Follow-up After being discharged from the hospital, all patients will be required to carry out control visits, as indicated by the authors on the management of patients post-transplant cardiac, at the Division of Cardiac Surgery of the University of Campania "Luigi Vanvitelli "and the sixth division of Internal Medicine of the University of Campania" Luigi Vanvitelli ". All patients will be monitored for 12 months after follow-up, by clinical evaluation (ECG, stress test, echocardiogram) to maintain HbA1c levels <7%, fasting glycemia between 90 and 140 mg / dl and post-prandial glycemia <180 mg / dl, as indicated in the guidelines for the management of diabetic and post-CABG patients. In the 12 months of follow-up, patient management will be conducted by telephone interview, physical examination (at discharge and 3, 6 and 12 after cardiac transplantation), ecg and echocardiography (at discharge and 3, 6 and 12 after cardiac transplantation); CMRI will be conducted at baseline and 12 months after CABG. Similarly, the bio-humoral evaluation will be conducted during all the follow-up phases.
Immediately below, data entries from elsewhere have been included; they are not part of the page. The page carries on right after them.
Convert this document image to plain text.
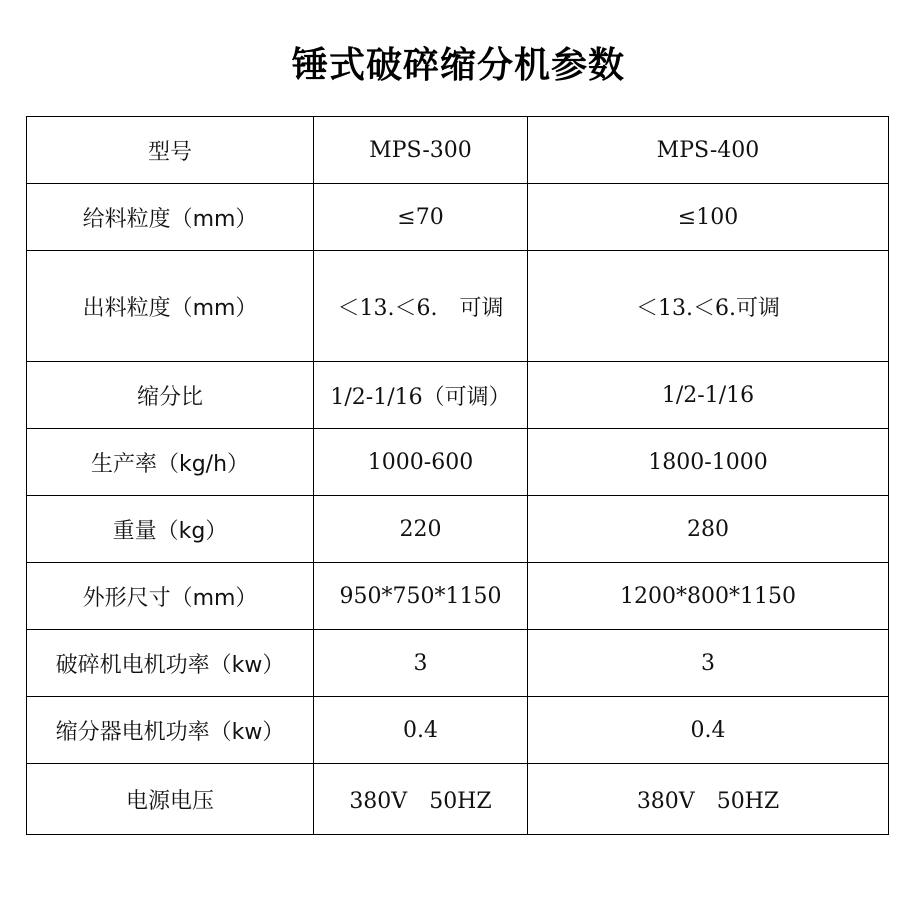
锤式破碎缩分机参数
型号	MPS-300	MPS-400
给料粒度（mm）	≤70	≤100
出料粒度（mm）	＜13.＜6.　可调	＜13.＜6.可调
缩分比	1/2-1/16（可调）	1/2-1/16
生产率（kg/h）	1000-600	1800-1000
重量（kg）	220	280
外形尺寸（mm）	950*750*1150	1200*800*1150
破碎机电机功率（kw）	3	3
缩分器电机功率（kw）	0.4	0.4
电源电压	380V　50HZ	380V　50HZ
Statistical Analysis The study population groups (diabetics vs. non-diabetics) will be compared using the Pearson test for categorical variables and the Kruskal-Wallis test for continuous variables. Candidates for admission to the multivariate model will be identified by focusing on factors that will differ significantly (P value <0.05) in the univariate analysis between diabetics vs. non-diabetics. Cox regression will be used to construct the predictive model of mortality. The risk ratio for mortality will be adjusted for age, BMI, cholesterol, LDL, triglycerides and aspirin, ticlopidine, anti-aggregating agents, beta-blockers, ACE inhibitors or sartans, antidiabetic drugs, statins, etc. present at the time of hospitalization for cardiac transplantation. Analysis of survival after cardiac transplantation will be performed using the Kaplan-Meier curve and Cox regression method. Mortality curves will be obtained separately for diabetic patients compared to non-diabetic patients, and then compared using the log-rank test. All tests will be considered significant if with a value of p <0.05. All analyzes will be conducted in 2 populations: diabetic vs non-diabetic patients after cardiac transplantation. For all analyzes the SPSS program will be used (version 21, IBM SPSS).